When he merely crossed his arms over his chest and grinned, she pressed the flat of her palm to her forehead.
“The Boston Globe’s Daniel Barone? The Baronessa Gelati Barone?”
Unless you lived under a rock, you knew about the Boston Barones. The colorful Italian family’s ice cream dynasty was legend, not just on the East Coast but worldwide. The original gelateria still flourished in the North End of Boston, and the delicious gelato had made Baronessa a household word and made multimillionaires out of anyone bearing the Barone name.
He shrugged, looking a little sheepish, which only added to his appeal. “I’m getting the impression that you may not consider this a good thing.”
“Oh, no. No, it’s just—”
“It’s just a name,” he preempted to make his point. “And I’m just a guy who wants to make sure you get home okay. Okay?”
In spite of it all, she was helpless not to return his smile. She’d given up resisting it. Just as she’d given up on the idea of doing the smart thing and begging off on his offer of a ride.
When he extended his hand, she hesitated for only a moment before taking it.
Just a name. Just a hand. And he’s just being polite, she told herself. Yet she felt as if she was walking in a dream as she let him lead her to his car.
Wasn’t she entitled, just this once, to have a fantasy fulfilled? One real-life fantasy involving one of the richest, sexiest men alive?
When he opened the door for her she went with it.

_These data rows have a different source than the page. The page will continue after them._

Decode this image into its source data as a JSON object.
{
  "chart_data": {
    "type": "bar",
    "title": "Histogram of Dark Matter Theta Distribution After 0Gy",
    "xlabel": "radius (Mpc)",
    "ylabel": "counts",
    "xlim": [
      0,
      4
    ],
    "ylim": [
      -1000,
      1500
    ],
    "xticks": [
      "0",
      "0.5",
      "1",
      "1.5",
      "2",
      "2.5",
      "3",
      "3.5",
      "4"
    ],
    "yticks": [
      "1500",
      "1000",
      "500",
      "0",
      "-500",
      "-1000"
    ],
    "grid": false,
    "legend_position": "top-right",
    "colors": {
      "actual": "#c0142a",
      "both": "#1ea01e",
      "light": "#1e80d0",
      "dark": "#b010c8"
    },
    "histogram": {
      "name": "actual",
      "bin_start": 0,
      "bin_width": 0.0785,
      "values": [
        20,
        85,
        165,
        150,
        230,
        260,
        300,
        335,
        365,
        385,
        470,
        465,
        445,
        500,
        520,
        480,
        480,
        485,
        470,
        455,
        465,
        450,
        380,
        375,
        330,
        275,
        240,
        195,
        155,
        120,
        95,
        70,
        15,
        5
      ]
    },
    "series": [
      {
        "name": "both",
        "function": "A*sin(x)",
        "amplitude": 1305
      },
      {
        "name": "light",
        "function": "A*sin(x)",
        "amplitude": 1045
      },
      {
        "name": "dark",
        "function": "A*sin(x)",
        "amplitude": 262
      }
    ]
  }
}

She sank into the plush, supple leather of the bucket seat and pretended that she belonged there. She let the classical music flowing from the stereo system wrap around her, and entered another world. His world.
Phoebe Richards, welcome to the world of the rich and famous. All she needed to complete the scene was Robin Leach with his phony accent prattling away in the background.
She sighed and regained enough of her wits to remind herself that she really didn’t belong in that world. Just like she didn’t belong with a man like him.
Yet here she was.
She was in a car, in the dark of night, with the man of her dreams—hers and any other woman with a beating heart.
Daniel Barone was a true-life knight in shining armor who had literally saved her. Surely the shiny silver Porsche qualified as armor. Surely he was as much of a knight as Guinevere’s Lancelot.
And in the name of fair play, surely, just once in her life, Phoebe Richards was entitled to a fairy-tale ending, even if, like Cinderella’s coach, she’d turn into a pumpkin at the stroke of midnight.
Okay. So she was mixing her fairy tales and her metaphors. She didn’t care. For this brief moment in time she indulged. She let herself forget about pumpkins and different worlds when he turned to her.
His blue eyes were thoughtful and interested as they met hers over the tanned arm that gripped the gearshift. The streetlight cast stunning shadows and shading across his incredible face. He smiled that devastating smile. “All set?”
“To the castle,” she murmured and settled back as his soft, warm chuckle enveloped her.